Albaharna told The Media Line: “What was circulated on one of the websites and social media and attributed to well-informed sources about the meeting with the new American ambassador at his home in the Saar area [of Manama] exceeded its bounds, in that it was not reported as a social meeting or as a dinner invitation to us as individuals and not as representatives of associations.”

He added, “There were no discussions or consultations, and there was no one among the attendees who had anything to do with political groups, political activity, or associations. Issues of political affairs were not discussed, and I was very surprised by the information that was circulated that is far from the truth.”

He continued: “What was published on the website about this meeting contained many exaggerations, and many matters of internal affairs that were not touched on were added [to the report] with the aim of incitement. We are Bahrainis and we owe loyalty and belong to this country. We ask the embassies to intervene in this matter.”

“I do not have a statement to issue in this regard, because I have no political orientation and the meeting that took place was not related to any political orientation. Bahrain is praised by everyone for the Alternative Penalties Law, which was also praised by the attendees, and we did not address the conditions of prisons and prisoners,” Albaharna said.

The Alternative Penalties and Procedures Law, which entered into force in May 2018, authorizes courts to issue penalties in place of imprisonment, including community service, attending rehabilitation courses, and paying to repair damage caused by unlawful acts.

Bahraini journalist Hassan Mohammed told The Media Line: “It seems that [reports of] the conversations about Bahrain’s internal affairs are accurate but because of the major attack that took place after the meeting, those present denied the truth of the matter.”

He continued: “There is a great contradiction in the reports and the statements made by the participants about the nature of the encounter. Some said that it was a meeting, and others said that it was a social dinner. Some said that the meeting discussed economic matters, and others that the meeting was based on previous partnerships between the associations and the US Embassy, while the US ambassador remained silent and did not comment.

Regarding the Delmon Post journalist, Mohammed said: “The summoning of Ghasra came based on a complaint filed against him with the authorities concerned, but the investigation proved that Ghasra did not lie, and that he obtained his information from persons who were at the meeting.”

Fatima Ali, an analyst and journalist, told The Media Line: “We are used to American ambassadors interfering in Bahraini affairs. It was previously done by Thomas Krajeski, and Bahrain expelled US Assistant Secretary of State [for Democracy, Human Rights and Labor] Tom Malinowski in 2014 because he met only opposition figures not on the schedule of meetings that had been arranged [for his visit] and refused to meet with institutions representing the other point of view.

“It seems that the message has reached the American ambassador, who has not yet completed the first month of his work.
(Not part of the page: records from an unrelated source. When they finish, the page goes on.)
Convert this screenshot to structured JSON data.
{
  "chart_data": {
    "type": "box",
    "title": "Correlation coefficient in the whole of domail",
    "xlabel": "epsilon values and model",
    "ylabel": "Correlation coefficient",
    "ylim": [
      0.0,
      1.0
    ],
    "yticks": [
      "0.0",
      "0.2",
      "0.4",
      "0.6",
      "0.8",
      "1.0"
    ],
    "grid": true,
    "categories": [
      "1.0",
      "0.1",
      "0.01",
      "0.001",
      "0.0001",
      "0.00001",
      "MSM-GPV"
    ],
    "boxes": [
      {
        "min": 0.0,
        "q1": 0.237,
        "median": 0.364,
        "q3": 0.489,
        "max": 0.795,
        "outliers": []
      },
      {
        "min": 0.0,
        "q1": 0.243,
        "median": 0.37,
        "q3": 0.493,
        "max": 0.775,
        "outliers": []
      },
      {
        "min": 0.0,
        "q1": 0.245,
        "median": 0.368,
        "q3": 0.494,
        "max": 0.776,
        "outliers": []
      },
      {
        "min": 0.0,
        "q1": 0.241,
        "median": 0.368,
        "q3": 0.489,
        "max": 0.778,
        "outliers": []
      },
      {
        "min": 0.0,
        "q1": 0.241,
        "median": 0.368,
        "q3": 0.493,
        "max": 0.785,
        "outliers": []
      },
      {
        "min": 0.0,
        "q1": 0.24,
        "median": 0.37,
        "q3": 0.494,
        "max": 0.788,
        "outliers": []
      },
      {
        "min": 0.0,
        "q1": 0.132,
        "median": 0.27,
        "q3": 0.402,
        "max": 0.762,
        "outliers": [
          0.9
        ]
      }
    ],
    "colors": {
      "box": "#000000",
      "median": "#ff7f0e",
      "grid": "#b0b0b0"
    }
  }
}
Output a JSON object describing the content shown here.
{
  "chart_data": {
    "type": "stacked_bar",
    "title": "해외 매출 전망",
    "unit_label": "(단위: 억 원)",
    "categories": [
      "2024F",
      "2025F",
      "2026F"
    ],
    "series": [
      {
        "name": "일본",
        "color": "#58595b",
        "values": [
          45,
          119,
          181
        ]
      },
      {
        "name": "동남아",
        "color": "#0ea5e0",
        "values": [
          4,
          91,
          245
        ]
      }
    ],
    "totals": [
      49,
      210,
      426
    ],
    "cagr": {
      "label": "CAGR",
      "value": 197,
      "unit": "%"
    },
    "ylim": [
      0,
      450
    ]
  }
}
His refusal to communicate with the media, and his summoning by the Ministry of Foreign Affairs, communicated the Bahraini message clearly,” Ali continued.

Regarding popular anger, she said: “Civil society organizations in Bahrain have the right to communicate with embassies, but after obtaining permission from the Ministry of Social Development and for a specific program and specific goals. As for communicating directly without specifying goals, it is rejected. … Communication with any party should be through the Ministry of Foreign Affairs, as is the norm.”

And she added, “In my view, the current US ambassador is a copy of Thomas Krajeski, who was ambassador during the Obama Administration, and since the current US president, Joe Biden, is following the same path as [Barack] Obama, it seems that things are going in the same path.

“If the same behavior is repeated, I do not think that Bahrain will remain silent, and it will certainly inform the US administration of its refusal to deal with this ambassador,” Ali said.